Evaluation of Machine Learning Techniques for Identifying Phishing Emails: A Case Study with the Spam Assassin Dataset.
Samuel Twum1, Richard Sarpong2, Abraham Kwame Adomako3, Alpha Agusah4, Burma Poornima5 and Kadiatou Diallo6
1Department of Computer Application, Lovely Professional University, Punjab-India
samuel.12419294@lpu.in
2Department of Computer Application, Lovely Professional University, Punjab-India
sarpongrichard32@gmail.com
3Department of Computer Application, Lovely Professional University, Punjab-India
abrahamkadomako84@gmail.com
4Department of Computer Application, Lovely Professional University, Punjab-India
iamalphaagusah@gmail.com
5Department of Computer Application, Lovely Professional University, Punjab-India
poornimaburma@gmail.com
6Department of Computer Application, Lovely Professional University, Punjab-India
kadia.44ibmah@gmail.com
Abstract
Phishing attacks are a leading cybersecurity threat, which most commonly exploits the theft of sensitive user information through deceptive emails.
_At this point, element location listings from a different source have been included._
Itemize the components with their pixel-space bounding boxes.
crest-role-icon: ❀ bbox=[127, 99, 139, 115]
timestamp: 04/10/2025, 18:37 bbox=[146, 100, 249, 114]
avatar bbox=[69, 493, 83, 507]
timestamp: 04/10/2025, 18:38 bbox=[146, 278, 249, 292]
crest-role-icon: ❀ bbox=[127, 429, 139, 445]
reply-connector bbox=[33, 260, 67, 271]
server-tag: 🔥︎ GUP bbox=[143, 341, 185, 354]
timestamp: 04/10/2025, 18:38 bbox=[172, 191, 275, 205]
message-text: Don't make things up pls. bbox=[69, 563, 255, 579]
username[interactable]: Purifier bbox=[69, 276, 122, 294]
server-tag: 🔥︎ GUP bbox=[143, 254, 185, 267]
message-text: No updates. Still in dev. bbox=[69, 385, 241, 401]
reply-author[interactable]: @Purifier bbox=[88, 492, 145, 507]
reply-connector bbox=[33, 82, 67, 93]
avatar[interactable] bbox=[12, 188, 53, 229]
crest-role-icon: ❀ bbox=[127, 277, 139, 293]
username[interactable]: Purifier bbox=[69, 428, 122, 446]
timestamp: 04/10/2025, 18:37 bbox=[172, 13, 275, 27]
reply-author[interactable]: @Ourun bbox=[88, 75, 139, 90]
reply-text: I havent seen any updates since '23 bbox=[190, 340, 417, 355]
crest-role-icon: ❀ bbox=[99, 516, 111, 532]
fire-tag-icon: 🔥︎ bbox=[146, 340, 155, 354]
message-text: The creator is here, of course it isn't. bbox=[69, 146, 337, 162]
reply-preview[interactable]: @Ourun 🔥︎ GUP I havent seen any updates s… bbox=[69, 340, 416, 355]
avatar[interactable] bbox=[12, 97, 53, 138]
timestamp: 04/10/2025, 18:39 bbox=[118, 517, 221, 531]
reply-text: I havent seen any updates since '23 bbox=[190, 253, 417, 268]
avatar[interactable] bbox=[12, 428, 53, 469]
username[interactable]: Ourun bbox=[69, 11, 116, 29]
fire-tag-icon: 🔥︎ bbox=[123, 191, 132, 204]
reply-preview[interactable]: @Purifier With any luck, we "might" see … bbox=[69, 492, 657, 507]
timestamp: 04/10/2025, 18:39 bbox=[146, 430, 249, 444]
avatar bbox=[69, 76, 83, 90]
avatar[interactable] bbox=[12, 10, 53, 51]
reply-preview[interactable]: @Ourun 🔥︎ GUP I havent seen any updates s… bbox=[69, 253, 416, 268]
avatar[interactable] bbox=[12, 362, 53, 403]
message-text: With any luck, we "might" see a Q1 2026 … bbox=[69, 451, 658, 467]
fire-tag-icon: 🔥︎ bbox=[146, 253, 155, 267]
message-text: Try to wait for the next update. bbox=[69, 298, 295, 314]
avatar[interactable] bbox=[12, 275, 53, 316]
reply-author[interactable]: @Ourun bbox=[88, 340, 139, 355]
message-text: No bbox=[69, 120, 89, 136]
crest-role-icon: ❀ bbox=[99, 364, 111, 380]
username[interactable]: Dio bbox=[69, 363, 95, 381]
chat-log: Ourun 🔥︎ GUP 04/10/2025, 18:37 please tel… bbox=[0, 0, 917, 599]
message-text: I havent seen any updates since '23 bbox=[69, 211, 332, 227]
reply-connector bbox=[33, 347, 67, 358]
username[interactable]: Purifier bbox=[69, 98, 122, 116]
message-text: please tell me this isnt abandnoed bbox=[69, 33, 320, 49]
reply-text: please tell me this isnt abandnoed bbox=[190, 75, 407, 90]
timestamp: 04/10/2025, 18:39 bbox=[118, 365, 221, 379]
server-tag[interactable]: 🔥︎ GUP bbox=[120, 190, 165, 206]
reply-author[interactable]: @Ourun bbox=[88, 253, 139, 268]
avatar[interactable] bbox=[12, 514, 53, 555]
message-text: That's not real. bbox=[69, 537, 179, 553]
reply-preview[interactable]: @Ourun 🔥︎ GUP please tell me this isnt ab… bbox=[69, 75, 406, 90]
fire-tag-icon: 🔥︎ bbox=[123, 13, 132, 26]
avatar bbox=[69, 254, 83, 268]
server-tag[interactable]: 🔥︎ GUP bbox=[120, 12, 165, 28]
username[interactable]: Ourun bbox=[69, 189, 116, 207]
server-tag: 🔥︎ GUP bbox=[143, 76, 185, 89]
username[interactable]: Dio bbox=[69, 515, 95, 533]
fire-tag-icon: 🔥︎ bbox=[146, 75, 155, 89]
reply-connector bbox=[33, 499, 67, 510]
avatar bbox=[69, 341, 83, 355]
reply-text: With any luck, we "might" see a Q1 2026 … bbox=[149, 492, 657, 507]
Conventional heuristics- and blacklists-based spam filters struggle to keep up with the evolving tactics of cybercriminals. The present research provides a comparison of several supervised machine learning classifiers—Random Forest, Logistic Regression, Naive Bayes, and XGBoost—for their ability to identify phishing emails using the SpamAssassin dataset. Text normalization and TF-IDF vectorization methods are used for preprocessing the dataset. Then we evaluate the performance of every model against metrics like accuracy, precision, recall, and F1-score. Word clouds and ROC curves are some of the visualization methods also used. Additionally, a voting classifier is utilized to explore ensemble learning. The findings show that ensemble techniques and advanced models like XGBoost provide a robust performance suitable for real-world phishing detection systems.
Keywords: TF-IDF Vectorization, ROC Curve, Natural Language Processing (NLP), Ensemble Learning, Spam Assassin Dataset.